Since the fracture extraction process flattens the elements, I was wondering if there’s a way in Cubit to:

Convert the surrounding geometry into volumes, unite them, and remesh—so we obtain the post-fracture geometry while keeping its integrity.

Alternatively, peel the inner structure, keeping only the outer nodes, and remesh from them.

pre-processing the geometry may require Python within Cubit. Perhaps a loop over volumes could help extract the fracture surface.

I will appreciate any of your recommendations.

Thanks,

Gili

Hi Gili,
i opened the exodus file that you send via mail.

The tets aren’t sharing any nodes with their neighbours.

When i import the file and let the volumes create, i will get a volume for each tet because they are not connected.

I am really curious how your input mesh looks. Are you performing a simulation where the elements doesn’t share a node? Or is it because of the result output?
Or is you solver unmerging single elements when they are damaged enough?

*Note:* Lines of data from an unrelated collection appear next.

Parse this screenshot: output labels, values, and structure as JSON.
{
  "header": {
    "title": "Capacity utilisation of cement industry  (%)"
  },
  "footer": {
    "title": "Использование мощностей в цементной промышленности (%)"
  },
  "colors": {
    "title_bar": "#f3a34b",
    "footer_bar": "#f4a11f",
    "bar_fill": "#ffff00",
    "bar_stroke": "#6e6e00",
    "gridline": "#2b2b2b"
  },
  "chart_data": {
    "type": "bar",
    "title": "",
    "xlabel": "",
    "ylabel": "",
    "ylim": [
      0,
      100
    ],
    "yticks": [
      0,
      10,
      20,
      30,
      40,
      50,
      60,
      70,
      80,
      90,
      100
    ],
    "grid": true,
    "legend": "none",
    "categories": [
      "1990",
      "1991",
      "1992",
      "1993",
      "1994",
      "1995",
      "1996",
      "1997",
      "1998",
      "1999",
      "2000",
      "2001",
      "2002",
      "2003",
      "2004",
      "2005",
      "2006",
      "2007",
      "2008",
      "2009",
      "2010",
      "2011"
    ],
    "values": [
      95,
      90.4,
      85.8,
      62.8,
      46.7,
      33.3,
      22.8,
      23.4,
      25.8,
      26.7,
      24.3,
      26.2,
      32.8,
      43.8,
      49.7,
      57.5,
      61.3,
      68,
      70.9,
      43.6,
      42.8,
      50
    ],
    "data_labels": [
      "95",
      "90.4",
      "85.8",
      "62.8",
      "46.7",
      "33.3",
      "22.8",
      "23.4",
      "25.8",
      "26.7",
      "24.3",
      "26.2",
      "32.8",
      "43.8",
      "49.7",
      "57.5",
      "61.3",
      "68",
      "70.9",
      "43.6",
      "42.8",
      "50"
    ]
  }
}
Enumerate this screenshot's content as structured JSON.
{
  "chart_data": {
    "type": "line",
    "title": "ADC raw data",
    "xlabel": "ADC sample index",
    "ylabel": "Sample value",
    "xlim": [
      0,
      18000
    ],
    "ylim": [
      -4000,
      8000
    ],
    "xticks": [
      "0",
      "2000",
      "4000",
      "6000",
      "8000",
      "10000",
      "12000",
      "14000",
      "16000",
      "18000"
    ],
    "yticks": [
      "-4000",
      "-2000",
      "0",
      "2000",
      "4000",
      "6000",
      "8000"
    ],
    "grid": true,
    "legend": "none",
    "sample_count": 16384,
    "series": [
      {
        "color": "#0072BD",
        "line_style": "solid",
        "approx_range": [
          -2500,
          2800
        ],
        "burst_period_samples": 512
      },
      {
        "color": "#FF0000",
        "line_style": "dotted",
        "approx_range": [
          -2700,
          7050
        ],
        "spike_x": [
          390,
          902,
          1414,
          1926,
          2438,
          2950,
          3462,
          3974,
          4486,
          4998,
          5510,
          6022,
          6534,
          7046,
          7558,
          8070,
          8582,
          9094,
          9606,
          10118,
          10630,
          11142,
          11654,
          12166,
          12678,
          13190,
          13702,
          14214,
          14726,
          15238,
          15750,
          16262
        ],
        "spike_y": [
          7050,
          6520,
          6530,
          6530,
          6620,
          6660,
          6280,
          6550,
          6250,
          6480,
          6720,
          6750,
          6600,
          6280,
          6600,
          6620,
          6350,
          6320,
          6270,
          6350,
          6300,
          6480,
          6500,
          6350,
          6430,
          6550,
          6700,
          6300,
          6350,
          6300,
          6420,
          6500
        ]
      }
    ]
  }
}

We would either need a way to know the fractured elements and delete or deactivate them from the input mesh. Or the other option would be to somehow create a geometry that can be meshed. But think the a traditional tetmesh will probably not work here for remeshing. And i would either go for sculpt or something like in this post . Remeshing this way has the downside that the input volume size will not equal the output volume size. So we either win or lose tiny volume fractions.

If the deformations are stored in the Exodus file, you can use the Advanced Options on Exodus import and deform the geometry on import. From what Norbert mentions, you may also have to merge the nodes on import.

If the deformations are not stored in the Exodus file, you could use exodus.py to add them in.

Create this as mesh based geometry, delete the mesh and remesh the deformed volume with the tetmesher.

This is the general process. I haven’t looked at your specific problem.